Girl, Interrupted (1999)

reviewed by
Eugene Novikov


Girl, Interrupted (1999)
Reviewed by Eugene Novikov
http://www.ultimate-movie.com/
Member: Online Film Critics Society

Starring Winona Ryder, Angelina Jolie, Clea DuVall, Whoopi Goldberg, Vanessa Redgrave. Directed by James Mangold. Rated R.

I'm usually quite wary of resorting to clichés, but one is quite appropriate in this case: Girl, Interrupted really is a One Flew Over the Cuckoo's Nest for the younger generation. It's almost uncanny. But even as such, it works. Reversing the gender focus and updating the general storyline, it's an entertaining experience, though it doesn't pack the emotional wallop of the Milos Forman/Jack Nicholson collaboration. Sometimes it's trite, sometimes it's preposterously overblown, but the performances of Winona Ryder and major awards contender Angelina Jolie pull you through it.

Ryder plays Susanna, a deeply troubled high school senior who is admitted to Claymoore, an upscale mental institution after she downs a bottle of aspirin followed by a bottle of vodka. Though she claims she wasn't trying to commit suicide ("I had a headache!"), her parents insist that she gets help. So off to Claymoore she goes, predictably finding herself to be the only remotely "sane" one there.

Susanna forms a peculiar friendship with Lisa (Angelina Jolie), a psycho with a soft side. They and some other girls sneak off to a hidden room at night for some female bonding, as well as to the head psychiatrist office to secretly look at their patient profiles. Lisa furiously rebels against the system every chance she gets, from slyly eluding having to swallow her pills to running off from the hospital. Since Susanna took to Lisa quite well, she tags along with Lisa on some of her escapades, getting herself into some trouble along the way.

The movie makes a big deal about its title in the beginning, but by the end it's still unclear how Susanna is a "girl interrupted." But no matter. This isn't a particularly profound meditation on the human spirit confined in a mental institution anyway.
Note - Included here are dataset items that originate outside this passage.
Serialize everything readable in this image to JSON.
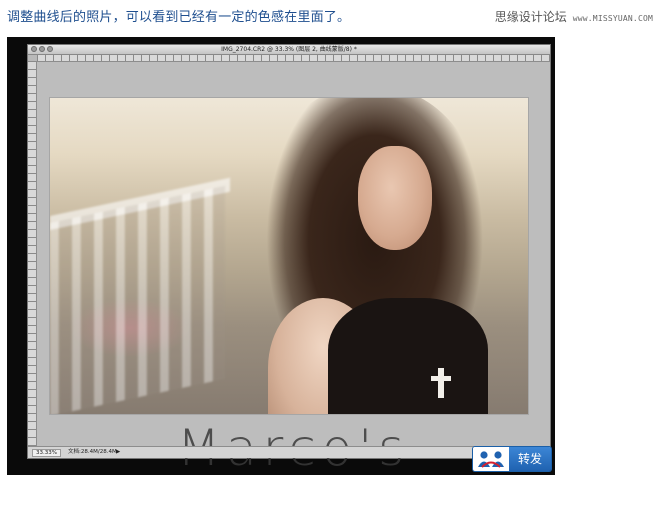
{
  "header": {
    "caption": "调整曲线后的照片，可以看到已经有一定的色感在里面了。",
    "site_name": "思缘设计论坛",
    "site_url": "www.MISSYUAN.COM"
  },
  "photoshop": {
    "document_title": "IMG_2704.CR2 @ 33.3% (图层 2, 曲线蒙版/8) *",
    "status_zoom": "33.33%",
    "status_doc": "文档:28.4M/28.4M"
  },
  "photo": {
    "watermark_text": "Marco's"
  },
  "share": {
    "label": "转发",
    "logo_icon": "people-logo-icon"
  },
  "colors": {
    "caption": "#1f4f8f",
    "share_blue": "#1f62b0"
  }
}
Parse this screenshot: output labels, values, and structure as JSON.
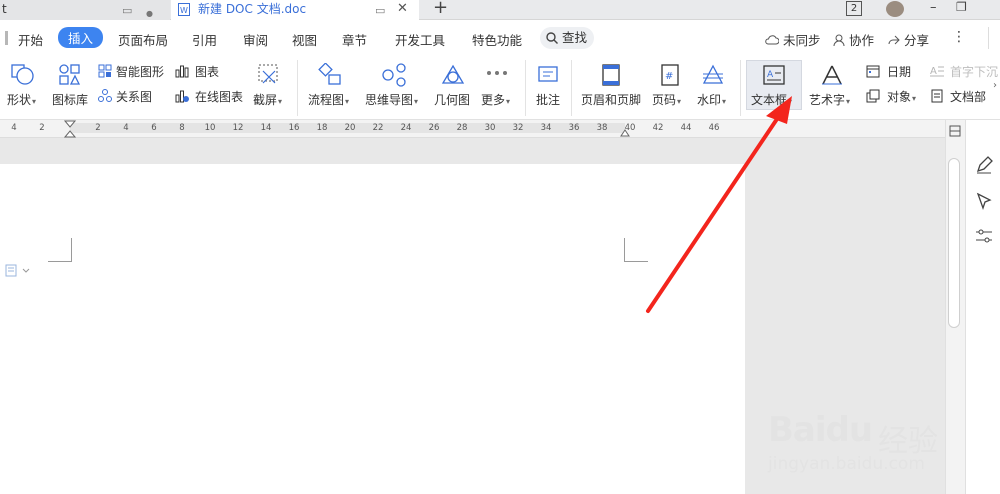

The scenes in the hospital generate audience sympathy in precisely the way you'd expect them to. It's manipulative, yes, but it's also well made, turning a potentially shameless sap-fest into enjoyable fluff.
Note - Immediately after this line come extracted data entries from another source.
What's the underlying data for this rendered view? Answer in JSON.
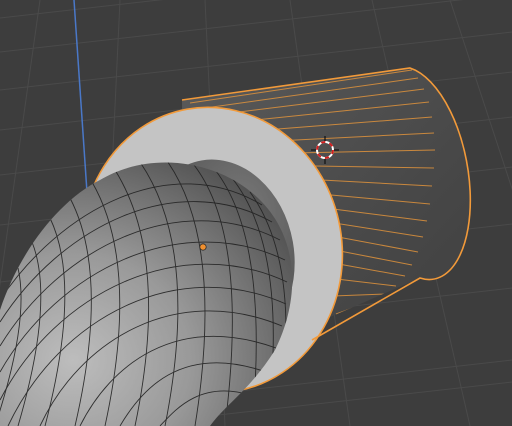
{
  "viewport": {
    "name": "3D Viewport",
    "colors": {
      "background": "#3d3d3d",
      "grid_line": "#4a4a4a",
      "z_axis": "#4a78c8",
      "selection_outline": "#f29a3a",
      "selected_edge": "#e0933c",
      "cylinder_side": "#4c4c4c",
      "cylinder_cap": "#c4c4c4",
      "pipe_light": "#b8b8b8",
      "pipe_dark": "#4e4e4e",
      "wire": "#222222",
      "object_origin": "#f09030",
      "cursor_red": "#d22020"
    },
    "objects": [
      {
        "name": "pipe",
        "role": "curved tube mesh",
        "selected": false
      },
      {
        "name": "cylinder",
        "role": "hollow cylinder mesh",
        "selected": true
      }
    ],
    "icons": [
      "3d-cursor-icon",
      "object-origin-icon"
    ]
  }
}
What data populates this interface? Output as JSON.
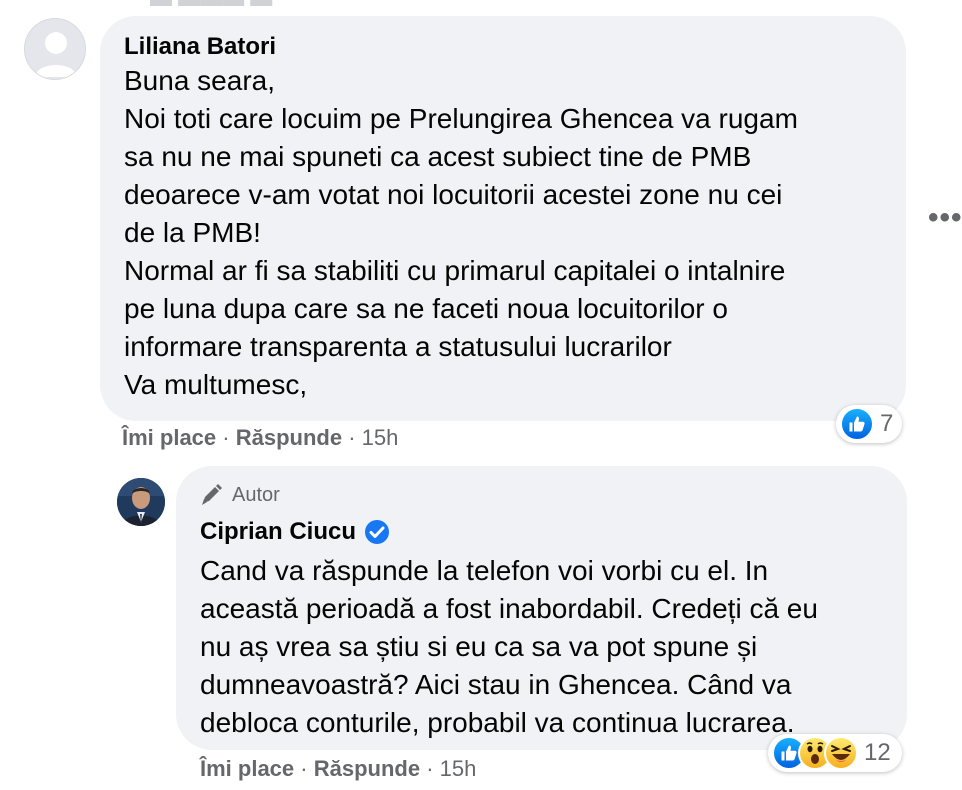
{
  "thread": {
    "comment": {
      "author": "Liliana Batori",
      "body_lines": [
        "Buna seara,",
        "Noi toti care locuim pe Prelungirea Ghencea va rugam",
        "sa nu ne mai spuneti ca acest subiect tine de PMB",
        "deoarece v-am votat noi locuitorii acestei zone nu cei",
        "de la PMB!",
        "Normal ar fi sa stabiliti cu primarul capitalei o intalnire",
        "pe luna dupa care sa ne faceti noua locuitorilor o",
        "informare transparenta a statusului lucrarilor",
        "Va multumesc,"
      ],
      "actions": {
        "like": "Îmi place",
        "reply": "Răspunde",
        "separator": "·",
        "time": "15h"
      },
      "reactions": {
        "icons": [
          "like-icon"
        ],
        "count": "7"
      },
      "more_icon": "more-horizontal-icon",
      "more_label": "•••"
    },
    "reply": {
      "badge": "Autor",
      "badge_icon": "pencil-icon",
      "author": "Ciprian Ciucu",
      "verified_icon": "verified-badge-icon",
      "body_lines": [
        "Cand va răspunde la telefon voi vorbi cu el. In",
        "această perioadă a fost inabordabil. Credeți că eu",
        "nu aș vrea sa știu si eu ca sa va pot spune și",
        "dumneavoastră? Aici stau in Ghencea. Când va",
        "debloca conturile, probabil va continua lucrarea."
      ],
      "actions": {
        "like": "Îmi place",
        "reply": "Răspunde",
        "separator": "·",
        "time": "15h"
      },
      "reactions": {
        "icons": [
          "like-icon",
          "wow-icon",
          "haha-icon"
        ],
        "count": "12"
      }
    }
  },
  "colors": {
    "bubble": "#f0f2f5",
    "meta_text": "#65676b",
    "like_blue": "#1877f2",
    "text": "#050505"
  }
}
The movie works well because Susanna herself is such an engaging personality. When head nurse Whoopi Goldberg throws her into a bathtub and tells her that she is letting her life waste away in that damn hospital, we believe that she is telling the gospel truth. We see Susanna as an impressionable young woman; putting up the facade of a rebel but a faithful follower on the inside. Her doctors and parents tell her that she is crazy, so she believes she must be. She never makes an attempt to legitimately get herself out of a mental institution. Instead, she blindly follows the clearly disturbed Lisa down a path that could never in a million years lead to any good.
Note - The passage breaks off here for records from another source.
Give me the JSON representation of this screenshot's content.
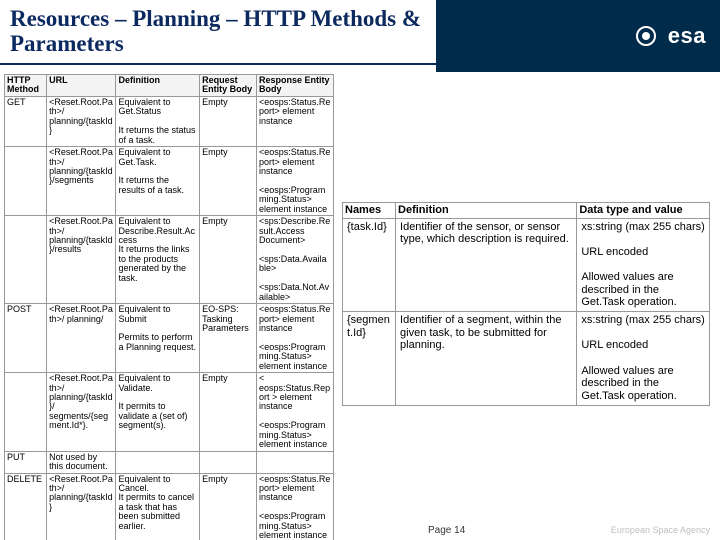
{
  "header": {
    "title": "Resources – Planning – HTTP Methods & Parameters",
    "logo_word": "esa",
    "agency": "European Space Agency"
  },
  "main_table": {
    "headers": [
      "HTTP Method",
      "URL",
      "Definition",
      "Request Entity Body",
      "Response Entity Body"
    ],
    "rows": [
      {
        "m": "GET",
        "u": "<Reset.Root.Path>/ planning/{taskId}",
        "d": "Equivalent to Get.Status\n\nIt returns the status of a task.",
        "req": "Empty",
        "res": "<eosps:Status.Report> element instance"
      },
      {
        "m": "",
        "u": "<Reset.Root.Path>/ planning/{taskId}/segments",
        "d": "Equivalent to Get.Task.\n\nIt returns the results of a task.",
        "req": "Empty",
        "res": "<eosps:Status.Report> element instance\n\n<eosps:Programming.Status> element instance"
      },
      {
        "m": "",
        "u": "<Reset.Root.Path>/ planning/{taskId}/results",
        "d": "Equivalent to Describe.Result.Access\nIt returns the links to the products generated by the task.",
        "req": "Empty",
        "res": "<sps:Describe.Result.Access Document>\n\n<sps:Data.Available>\n\n<sps:Data.Not.Available>"
      },
      {
        "m": "POST",
        "u": "<Reset.Root.Path>/ planning/",
        "d": "Equivalent to Submit\n\nPermits to perform a Planning request.",
        "req": "EO-SPS: Tasking Parameters",
        "res": "<eosps:Status.Report> element instance\n\n<eosps:Programming.Status> element instance"
      },
      {
        "m": "",
        "u": "<Reset.Root.Path>/ planning/{taskId}/ segments/{segment.Id*}.",
        "d": "Equivalent to Validate.\n\nIt permits to validate a (set of) segment(s).",
        "req": "Empty",
        "res": "< eosps:Status.Report > element instance\n\n<eosps:Programming.Status> element instance"
      },
      {
        "m": "PUT",
        "u": "Not used by this document.",
        "d": "",
        "req": "",
        "res": ""
      },
      {
        "m": "DELETE",
        "u": "<Reset.Root.Path>/ planning/{taskId}",
        "d": "Equivalent to Cancel.\nIt permits to cancel a task that has been submitted earlier.",
        "req": "Empty",
        "res": "<eosps:Status.Report> element instance\n\n<eosps:Programming.Status> element instance"
      }
    ]
  },
  "param_table": {
    "headers": [
      "Names",
      "Definition",
      "Data type and value"
    ],
    "rows": [
      {
        "n": "{task.Id}",
        "d": "Identifier of the sensor, or sensor type, which description is required.",
        "t": "xs:string (max 255 chars)\n\nURL encoded\n\nAllowed values are described in the Get.Task operation."
      },
      {
        "n": "{segment.Id}",
        "d": "Identifier of a segment, within the given task, to be submitted for planning.",
        "t": "xs:string (max 255 chars)\n\nURL encoded\n\nAllowed values are described in the Get.Task operation."
      }
    ]
  },
  "footer": {
    "page": "Page 14"
  }
}
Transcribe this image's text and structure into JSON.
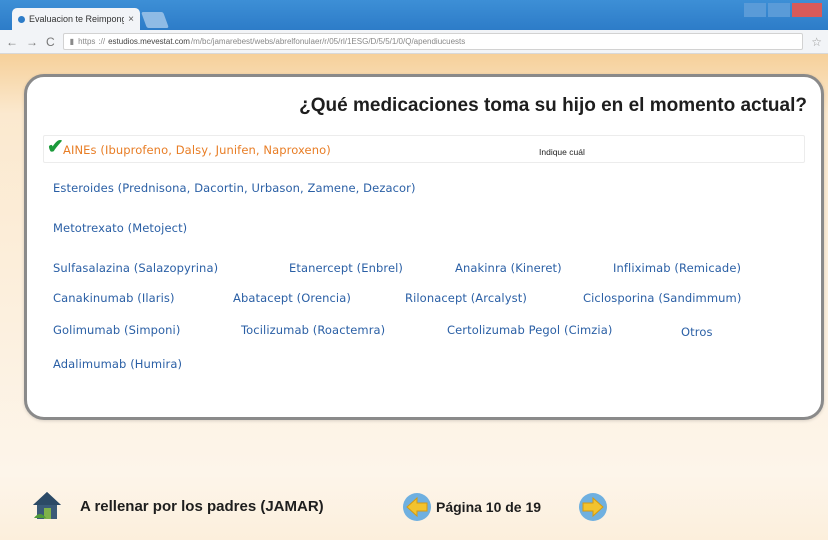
{
  "browser": {
    "tab_title": "Evaluacion te Reimpong",
    "tab_close": "×",
    "nav": {
      "back": "←",
      "forward": "→",
      "reload": "C"
    },
    "url_scheme": "https",
    "url_host": "estudios.mevestat.com",
    "url_path": "/m/bc/jamarebest/webs/abrelfonulaer/r/05/rl/1ESG/D/5/5/1/0/Q/apendiucuests"
  },
  "question": {
    "title": "¿Qué medicaciones toma su hijo en el momento actual?",
    "selected_option": "AINEs (Ibuprofeno, Dalsy, Junifen, Naproxeno)",
    "indique_label": "Indique cuál",
    "options": [
      "Esteroides (Prednisona, Dacortin, Urbason, Zamene, Dezacor)",
      "Metotrexato (Metoject)",
      "Sulfasalazina (Salazopyrina)",
      "Etanercept (Enbrel)",
      "Anakinra (Kineret)",
      "Infliximab (Remicade)",
      "Canakinumab (Ilaris)",
      "Abatacept (Orencia)",
      "Rilonacept (Arcalyst)",
      "Ciclosporina (Sandimmum)",
      "Golimumab (Simponi)",
      "Tocilizumab (Roactemra)",
      "Certolizumab Pegol (Cimzia)",
      "Otros",
      "Adalimumab (Humira)"
    ]
  },
  "footer": {
    "label": "A rellenar por los padres (JAMAR)",
    "page_indicator": "Página 10 de 19",
    "icons": {
      "home": "house-icon",
      "prev": "arrow-left-icon",
      "next": "arrow-right-icon"
    }
  },
  "colors": {
    "accent_selected": "#e87d25",
    "option_text": "#2a5fa5",
    "check": "#1a9a3a",
    "nav_arrow": "#f2c32e",
    "nav_circle": "#6fb0e0"
  }
}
The clincher is the lead actresses. Though Ryder gives a great, subdued performance as (I guess) the title character, she's clearly going to be upstaged by co-star Jolie's much flashier turn as Ryder's spunky friend. I agree that Jolie was spectacular; definitely more noticeable than Winona's. Her performance jumps off the screen while Winona's stays there humbly. It surprises me, however, how the lead actress, without whom there would be no movie, turns in a terrific piece of acting and yet gets ignored. It reminds me of Shakespeare in Love, which was nominated for every award in every category except for lead actor Joseph Fiennes who was the life and soul of the film.

Without being particularly deep or, god forbid, ponderous, Girl, Interrupted engages the mind. Although its ultimate point never really becomes clear, it's an interesting little movie while it lasts.